Incentive stock options (ISO) receive special tax treatment:
The grant is not a taxable transaction. No taxable events are reported at exercise. However, the bargain element of an incentive stock option may trigger alternative minimum tax (AMT). The first taxable event occurs at the sale. If the shares are sold immediately after they are exercised, the bargain element is treated as ordinary income. The gain on the contract will be treated as a long-term capital gain if the following rule is honored: the stocks have to be held for 12 months after exercise and should not be sold until two years after the grant date. For example, suppose that Stock A is granted on January 1, 2007 (100% vested). The executive exercises the options on June 1, 2008. Should he or she wish to report the gain on the contract as a long-term capital gain, the stock cannot be sold before June 1, 2009.
Other Considerations.
Although the timing of a stock option strategy is important, there are other considerations to be made. Another key aspect of stock option planning is the effect that these instruments will have on overall asset allocation. For any investment plan to be successful, the assets have to be properly diversified.
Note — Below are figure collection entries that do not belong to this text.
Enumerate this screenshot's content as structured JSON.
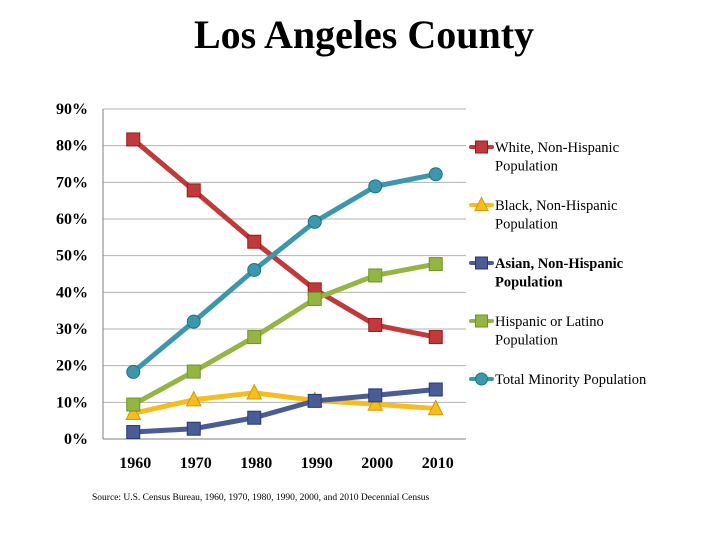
{
  "chart_data": {
    "type": "line",
    "title": "Los Angeles County",
    "categories": [
      "1960",
      "1970",
      "1980",
      "1990",
      "2000",
      "2010"
    ],
    "y_tick_labels": [
      "0%",
      "10%",
      "20%",
      "30%",
      "40%",
      "50%",
      "60%",
      "70%",
      "80%",
      "90%"
    ],
    "ylim": [
      0,
      90
    ],
    "grid": true,
    "legend_position": "right",
    "series": [
      {
        "name": "White, Non-Hispanic Population",
        "legend_lines": [
          "White, Non-Hispanic",
          "Population"
        ],
        "legend_bold": false,
        "color": "#C0393B",
        "marker": "square",
        "values": [
          81.7,
          67.8,
          53.8,
          40.8,
          31.1,
          27.8
        ]
      },
      {
        "name": "Black, Non-Hispanic Population",
        "legend_lines": [
          "Black, Non-Hispanic",
          "Population"
        ],
        "legend_bold": false,
        "color": "#F5BD1F",
        "marker": "triangle",
        "values": [
          7.0,
          10.7,
          12.6,
          10.5,
          9.5,
          8.3
        ]
      },
      {
        "name": "Asian, Non-Hispanic Population",
        "legend_lines": [
          "Asian, Non-Hispanic",
          "Population"
        ],
        "legend_bold": true,
        "color": "#4A5C95",
        "marker": "square",
        "values": [
          1.9,
          2.8,
          5.8,
          10.4,
          11.9,
          13.5
        ]
      },
      {
        "name": "Hispanic or Latino Population",
        "legend_lines": [
          "Hispanic or Latino",
          "Population"
        ],
        "legend_bold": false,
        "color": "#94B544",
        "marker": "square",
        "values": [
          9.4,
          18.4,
          27.8,
          38.2,
          44.6,
          47.7
        ]
      },
      {
        "name": "Total Minority Population",
        "legend_lines": [
          "Total Minority Population"
        ],
        "legend_bold": false,
        "color": "#3D97AC",
        "marker": "circle",
        "values": [
          18.3,
          32.0,
          46.1,
          59.2,
          68.9,
          72.2
        ]
      }
    ],
    "source": "Source: U.S. Census Bureau, 1960, 1970, 1980, 1990, 2000, and 2010 Decennial Census"
  }
}
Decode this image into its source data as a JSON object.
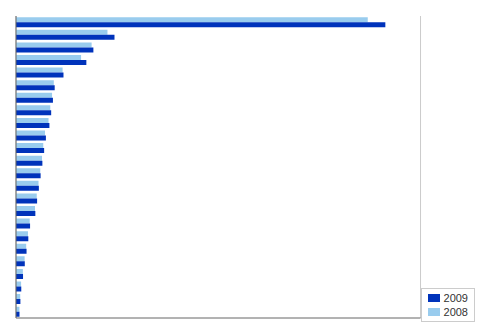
{
  "chart_data": {
    "type": "bar",
    "orientation": "horizontal",
    "categories": [
      null,
      null,
      null,
      null,
      null,
      null,
      null,
      null,
      null,
      null,
      null,
      null,
      null,
      null,
      null,
      null,
      null,
      null,
      null,
      null,
      null,
      null,
      null,
      null
    ],
    "series": [
      {
        "name": "2009",
        "color": "#0033bb",
        "values": [
          210000,
          56000,
          44000,
          40000,
          27000,
          22000,
          21000,
          20000,
          19000,
          17000,
          16000,
          15000,
          14000,
          13000,
          12000,
          11000,
          8000,
          7000,
          6000,
          5000,
          4000,
          3000,
          2500,
          2000
        ]
      },
      {
        "name": "2008",
        "color": "#99ccee",
        "values": [
          200000,
          52000,
          43000,
          37000,
          26500,
          21500,
          20500,
          19500,
          18500,
          16500,
          15500,
          14800,
          13800,
          12800,
          11800,
          10800,
          7800,
          6800,
          5800,
          4900,
          3900,
          2900,
          2400,
          1950
        ]
      }
    ],
    "xlim": [
      0,
      230000
    ],
    "xticks": [
      0,
      11500,
      23000,
      34500,
      46000,
      57500,
      69000,
      80500,
      92000,
      103500,
      115000,
      126500,
      138000,
      149500,
      161000,
      172500,
      184000,
      195500,
      207000,
      218500,
      230000
    ],
    "grid": true,
    "legend": "lower right",
    "tick_labels": false
  }
}
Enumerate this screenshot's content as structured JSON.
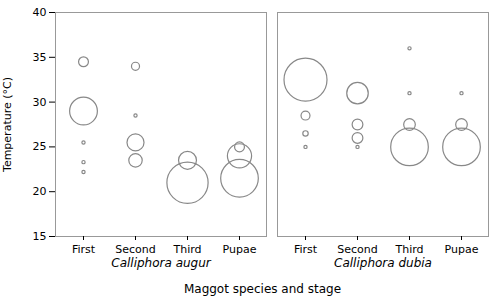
{
  "chart_data": {
    "type": "bubble",
    "xlabel": "Maggot species and stage",
    "ylabel": "Temperature (°C)",
    "ylim": [
      15,
      40
    ],
    "yticks": [
      15,
      20,
      25,
      30,
      35,
      40
    ],
    "grid": false,
    "color": "#888888",
    "groups": [
      "Calliphora augur",
      "Calliphora dubia"
    ],
    "categories": [
      "First",
      "Second",
      "Third",
      "Pupae"
    ],
    "points": [
      {
        "group": "Calliphora augur",
        "category": "First",
        "y": 34.5,
        "size": 0.55
      },
      {
        "group": "Calliphora augur",
        "category": "First",
        "y": 29.0,
        "size": 1.55
      },
      {
        "group": "Calliphora augur",
        "category": "First",
        "y": 25.5,
        "size": 0.18
      },
      {
        "group": "Calliphora augur",
        "category": "First",
        "y": 23.3,
        "size": 0.18
      },
      {
        "group": "Calliphora augur",
        "category": "First",
        "y": 22.2,
        "size": 0.18
      },
      {
        "group": "Calliphora augur",
        "category": "Second",
        "y": 34.0,
        "size": 0.45
      },
      {
        "group": "Calliphora augur",
        "category": "Second",
        "y": 28.5,
        "size": 0.18
      },
      {
        "group": "Calliphora augur",
        "category": "Second",
        "y": 25.5,
        "size": 0.95
      },
      {
        "group": "Calliphora augur",
        "category": "Second",
        "y": 23.5,
        "size": 0.75
      },
      {
        "group": "Calliphora augur",
        "category": "Third",
        "y": 21.0,
        "size": 2.3
      },
      {
        "group": "Calliphora augur",
        "category": "Third",
        "y": 23.5,
        "size": 1.0
      },
      {
        "group": "Calliphora augur",
        "category": "Pupae",
        "y": 25.0,
        "size": 0.55
      },
      {
        "group": "Calliphora augur",
        "category": "Pupae",
        "y": 21.5,
        "size": 2.1
      },
      {
        "group": "Calliphora augur",
        "category": "Pupae",
        "y": 24.0,
        "size": 1.35
      },
      {
        "group": "Calliphora dubia",
        "category": "First",
        "y": 32.5,
        "size": 2.4
      },
      {
        "group": "Calliphora dubia",
        "category": "First",
        "y": 28.5,
        "size": 0.5
      },
      {
        "group": "Calliphora dubia",
        "category": "First",
        "y": 26.5,
        "size": 0.3
      },
      {
        "group": "Calliphora dubia",
        "category": "First",
        "y": 25.0,
        "size": 0.18
      },
      {
        "group": "Calliphora dubia",
        "category": "Second",
        "y": 31.0,
        "size": 1.2
      },
      {
        "group": "Calliphora dubia",
        "category": "Second",
        "y": 27.5,
        "size": 0.6
      },
      {
        "group": "Calliphora dubia",
        "category": "Second",
        "y": 26.0,
        "size": 0.6
      },
      {
        "group": "Calliphora dubia",
        "category": "Second",
        "y": 25.0,
        "size": 0.18
      },
      {
        "group": "Calliphora dubia",
        "category": "Third",
        "y": 36.0,
        "size": 0.18
      },
      {
        "group": "Calliphora dubia",
        "category": "Third",
        "y": 31.0,
        "size": 0.18
      },
      {
        "group": "Calliphora dubia",
        "category": "Third",
        "y": 27.5,
        "size": 0.65
      },
      {
        "group": "Calliphora dubia",
        "category": "Third",
        "y": 25.0,
        "size": 2.1
      },
      {
        "group": "Calliphora dubia",
        "category": "Pupae",
        "y": 31.0,
        "size": 0.18
      },
      {
        "group": "Calliphora dubia",
        "category": "Pupae",
        "y": 27.5,
        "size": 0.65
      },
      {
        "group": "Calliphora dubia",
        "category": "Pupae",
        "y": 25.0,
        "size": 2.1
      }
    ]
  }
}
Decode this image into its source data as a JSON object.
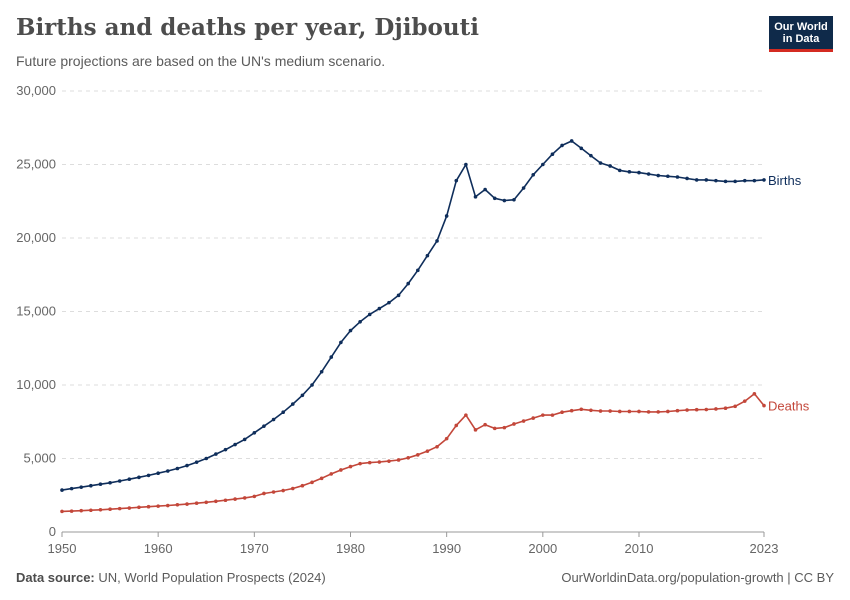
{
  "header": {
    "title": "Births and deaths per year, Djibouti",
    "subtitle": "Future projections are based on the UN's medium scenario.",
    "logo_line1": "Our World",
    "logo_line2": "in Data"
  },
  "footer": {
    "source_label": "Data source:",
    "source_text": "UN, World Population Prospects (2024)",
    "url": "OurWorldinData.org/population-growth | CC BY"
  },
  "chart_data": {
    "type": "line",
    "title": "Births and deaths per year, Djibouti",
    "xlim": [
      1950,
      2023
    ],
    "ylim": [
      0,
      30000
    ],
    "x_ticks": [
      1950,
      1960,
      1970,
      1980,
      1990,
      2000,
      2010,
      2023
    ],
    "y_ticks": [
      0,
      5000,
      10000,
      15000,
      20000,
      25000,
      30000
    ],
    "y_tick_labels": [
      "0",
      "5,000",
      "10,000",
      "15,000",
      "20,000",
      "25,000",
      "30,000"
    ],
    "grid": "horizontal dashed",
    "x": [
      1950,
      1951,
      1952,
      1953,
      1954,
      1955,
      1956,
      1957,
      1958,
      1959,
      1960,
      1961,
      1962,
      1963,
      1964,
      1965,
      1966,
      1967,
      1968,
      1969,
      1970,
      1971,
      1972,
      1973,
      1974,
      1975,
      1976,
      1977,
      1978,
      1979,
      1980,
      1981,
      1982,
      1983,
      1984,
      1985,
      1986,
      1987,
      1988,
      1989,
      1990,
      1991,
      1992,
      1993,
      1994,
      1995,
      1996,
      1997,
      1998,
      1999,
      2000,
      2001,
      2002,
      2003,
      2004,
      2005,
      2006,
      2007,
      2008,
      2009,
      2010,
      2011,
      2012,
      2013,
      2014,
      2015,
      2016,
      2017,
      2018,
      2019,
      2020,
      2021,
      2022,
      2023
    ],
    "series": [
      {
        "name": "Births",
        "color": "#0f2e5b",
        "values": [
          2850,
          2950,
          3050,
          3150,
          3250,
          3350,
          3470,
          3590,
          3720,
          3850,
          4000,
          4150,
          4320,
          4520,
          4750,
          5000,
          5300,
          5600,
          5950,
          6300,
          6750,
          7200,
          7650,
          8150,
          8700,
          9300,
          10000,
          10900,
          11900,
          12900,
          13700,
          14300,
          14800,
          15200,
          15600,
          16100,
          16900,
          17800,
          18800,
          19800,
          21500,
          23900,
          25000,
          22800,
          23300,
          22700,
          22550,
          22600,
          23400,
          24300,
          25000,
          25700,
          26300,
          26600,
          26100,
          25600,
          25100,
          24900,
          24600,
          24500,
          24450,
          24350,
          24250,
          24200,
          24150,
          24050,
          23950,
          23950,
          23900,
          23850,
          23850,
          23900,
          23900,
          23950
        ]
      },
      {
        "name": "Deaths",
        "color": "#c3473a",
        "values": [
          1400,
          1420,
          1450,
          1480,
          1510,
          1550,
          1590,
          1630,
          1680,
          1720,
          1760,
          1800,
          1850,
          1900,
          1960,
          2020,
          2090,
          2160,
          2240,
          2320,
          2420,
          2620,
          2720,
          2820,
          2960,
          3150,
          3380,
          3650,
          3950,
          4220,
          4450,
          4650,
          4720,
          4760,
          4820,
          4900,
          5050,
          5250,
          5500,
          5800,
          6350,
          7250,
          7950,
          6950,
          7300,
          7050,
          7100,
          7350,
          7550,
          7750,
          7950,
          7950,
          8150,
          8250,
          8350,
          8280,
          8230,
          8230,
          8200,
          8200,
          8200,
          8170,
          8170,
          8200,
          8250,
          8300,
          8320,
          8330,
          8370,
          8420,
          8550,
          8900,
          9400,
          8600
        ]
      }
    ]
  }
}
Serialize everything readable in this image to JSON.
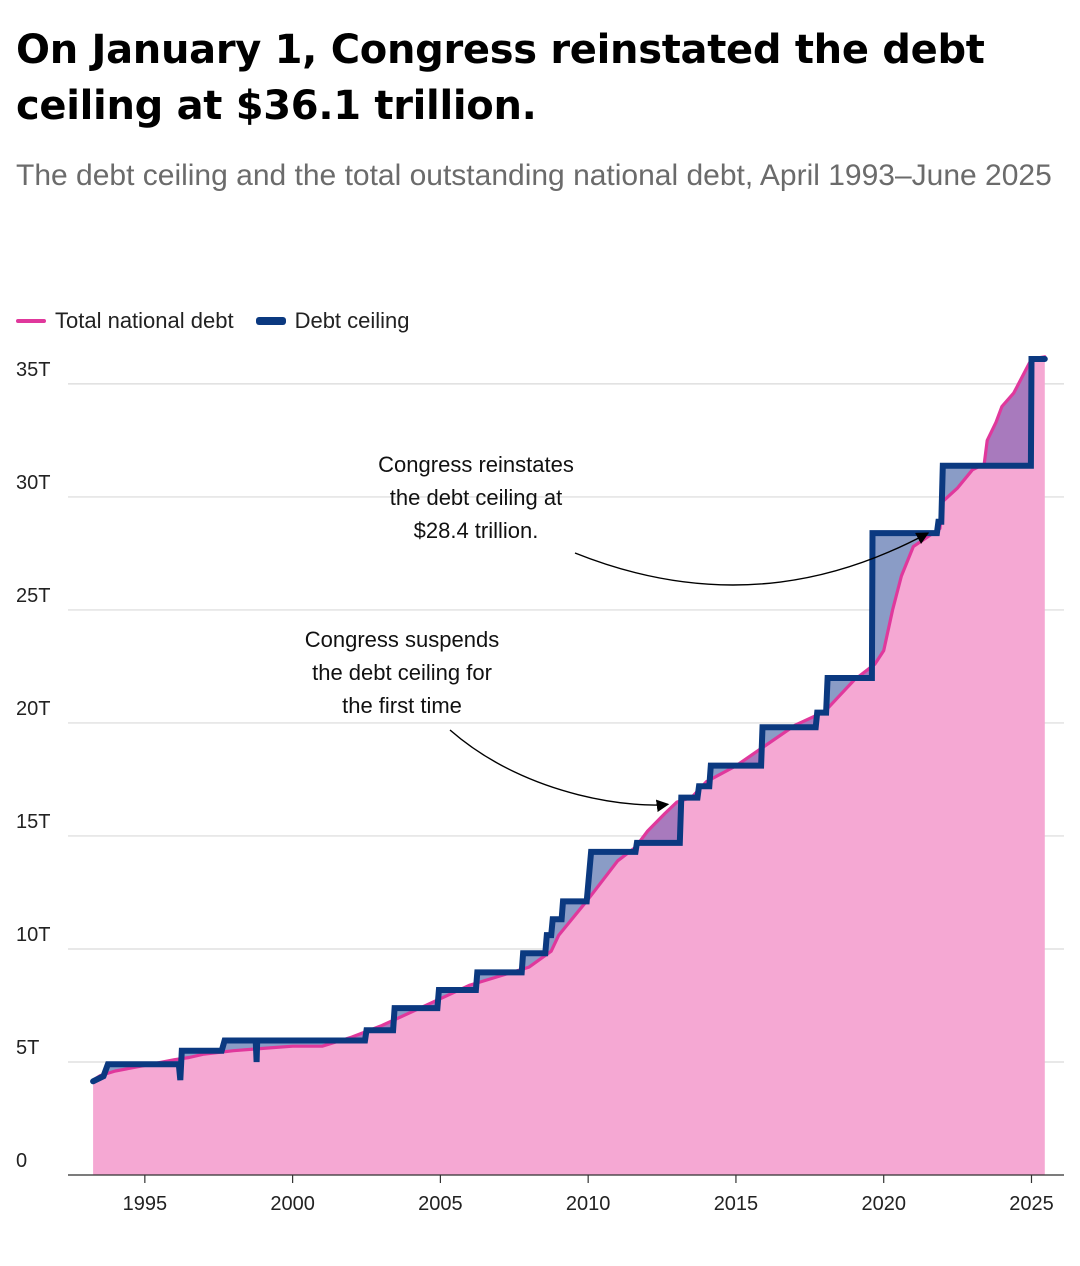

An employee should be wary of concentrated positions on any company's stock. Most financial advisors suggest that company stock should represent 20 percent (at most) of the overall investment plan. While you may feel comfortable investing a larger percentage of your portfolio in your own company, it's simply safer to diversify. Consult a financial and/or tax specialist to determine the best execution plan for your portfolio.
Bottom Line.
Conceptually, options are an attractive payment method. What better way to encourage employees to participate in the growth of a company than by offering them to share in the profits? In practice, however, redemption and taxation of these instruments can be quite complicated. Most employees do not understand the tax effects of owning and exercising their options.
As a result, they can be heavily penalized by Uncle Sam and often miss out on some of the money generated by these contracts. Remember that selling your employee stock immediately after exercise will induce the higher short-term capital gains tax. Waiting until the sale qualifies for the lesser long-term capital gains tax can save you hundreds, or even thousands.